What made matters worse was Les got four pegs from the hand he dealt. He now only needed two to win.
The two lads who were playing snooker left the club and the table was taken up by Vinnie and his brother Graeme.
Bob took out his carrier bag and asked if anyone wanted a pork pie;
I’ll have one said Les; as Bob tried with shaking hands to break the plastic seal on the packet.
“Here dad let me said Trevor as he took the bag and opened it then set it down so that people could help themselves. He gave his son one of the sandwiches that Linda had made then took a bite from the other. Hughie dealt the cards exclaiming that it was a poor card player who couldn’t deal himself a good hand. A man walked in wearing a bib and brace bought a pint then proceeded to fill the bandit with coins his eyes never left the machine as the wheels went around and around. He won over twenty five pounds but carried on playing until it was all gone then inserted even more money.
This man was addicted to gambling thought Hughie as he studied his cards. The man continued to play for the next hour winning then losing but could not get the jackpot of £250. The card game continued and Les still wanted those two pegs to win. Trevor was coming up on the rails though he now had nine pegs; Hughie had four and Bob seven.
The 2.45 at Kempton got underway and again the lads kept watching in between sorting their cards.
Trevor knocked on the table to signify that he had four of a kind.
“You an aal said his dad; I already paid out a quid to this bugger here; pointing at Les.’
You might have to pay out a bit more as well I think I’ve got four good hands here.
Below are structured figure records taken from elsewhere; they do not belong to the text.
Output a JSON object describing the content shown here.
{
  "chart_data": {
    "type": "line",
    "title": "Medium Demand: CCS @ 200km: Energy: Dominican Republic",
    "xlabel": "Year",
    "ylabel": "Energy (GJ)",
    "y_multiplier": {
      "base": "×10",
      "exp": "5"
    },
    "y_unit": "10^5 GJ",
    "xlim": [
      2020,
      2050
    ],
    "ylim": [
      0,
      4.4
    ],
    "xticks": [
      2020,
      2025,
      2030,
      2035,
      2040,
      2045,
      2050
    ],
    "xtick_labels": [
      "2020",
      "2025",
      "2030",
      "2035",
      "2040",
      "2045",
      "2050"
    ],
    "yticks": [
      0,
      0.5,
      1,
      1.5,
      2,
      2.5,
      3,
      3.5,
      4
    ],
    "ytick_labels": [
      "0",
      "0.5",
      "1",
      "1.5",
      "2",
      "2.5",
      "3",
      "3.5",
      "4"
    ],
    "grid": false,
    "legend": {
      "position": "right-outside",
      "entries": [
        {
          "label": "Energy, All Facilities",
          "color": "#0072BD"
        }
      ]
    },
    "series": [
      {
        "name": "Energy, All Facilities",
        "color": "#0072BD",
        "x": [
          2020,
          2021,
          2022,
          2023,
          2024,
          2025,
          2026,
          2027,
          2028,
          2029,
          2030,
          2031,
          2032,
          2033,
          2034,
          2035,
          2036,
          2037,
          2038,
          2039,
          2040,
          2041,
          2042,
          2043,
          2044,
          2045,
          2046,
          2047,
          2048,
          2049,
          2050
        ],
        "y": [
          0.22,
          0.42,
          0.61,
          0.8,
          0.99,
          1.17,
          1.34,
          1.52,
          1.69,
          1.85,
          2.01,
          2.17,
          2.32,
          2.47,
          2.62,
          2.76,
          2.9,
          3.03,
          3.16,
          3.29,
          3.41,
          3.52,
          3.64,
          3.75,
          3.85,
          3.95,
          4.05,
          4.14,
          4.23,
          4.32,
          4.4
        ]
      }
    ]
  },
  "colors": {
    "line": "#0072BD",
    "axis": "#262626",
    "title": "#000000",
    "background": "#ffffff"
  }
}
He knew he had four kings, two aces, two queens, One Jack, and a ten of clubs which gave him another stotter; and one, two, three for his back hand.
He played the three kings knowing he had two aces, that was one then he played ace queen, king, stotting which gave him another. Then Trevor played Jack, Queen, King, Stotting and one, two, three.
“Where did you get that hand from?’
“It’s a poor card player who cannot deal himself a good hand.’
“You were dealing for your dad though.’
“Well I work that out at £9.60p lads.
“I’m in the poor hoose this week said Hughie as the bell sounded for last orders and Trevor went to the bar and ordered two large whiskeys.
There was a steward’s enquiry at Kempton between Lucky Lady Linda and Devils Advocate.
Did you back “Lucky Lady Linda dad?’
“Aye,’ at twenty to one as well.’
“You’ve got a fiver on it as well.’
“Devils Advocate has got this said Les.’
“It was close said bob but your horse impeded my horse.’
“Don’t be daft, it won fair and square.’
“Why was a steward’s enquiry brought in then?’
“Whey a diven’t na but he didn’t do anything wrong in my eyes looks like I’ve got myself a treble up.’ Les began to rub his hands together thinking of how much he would win for an 8/1, 3/1, 10/1 shot.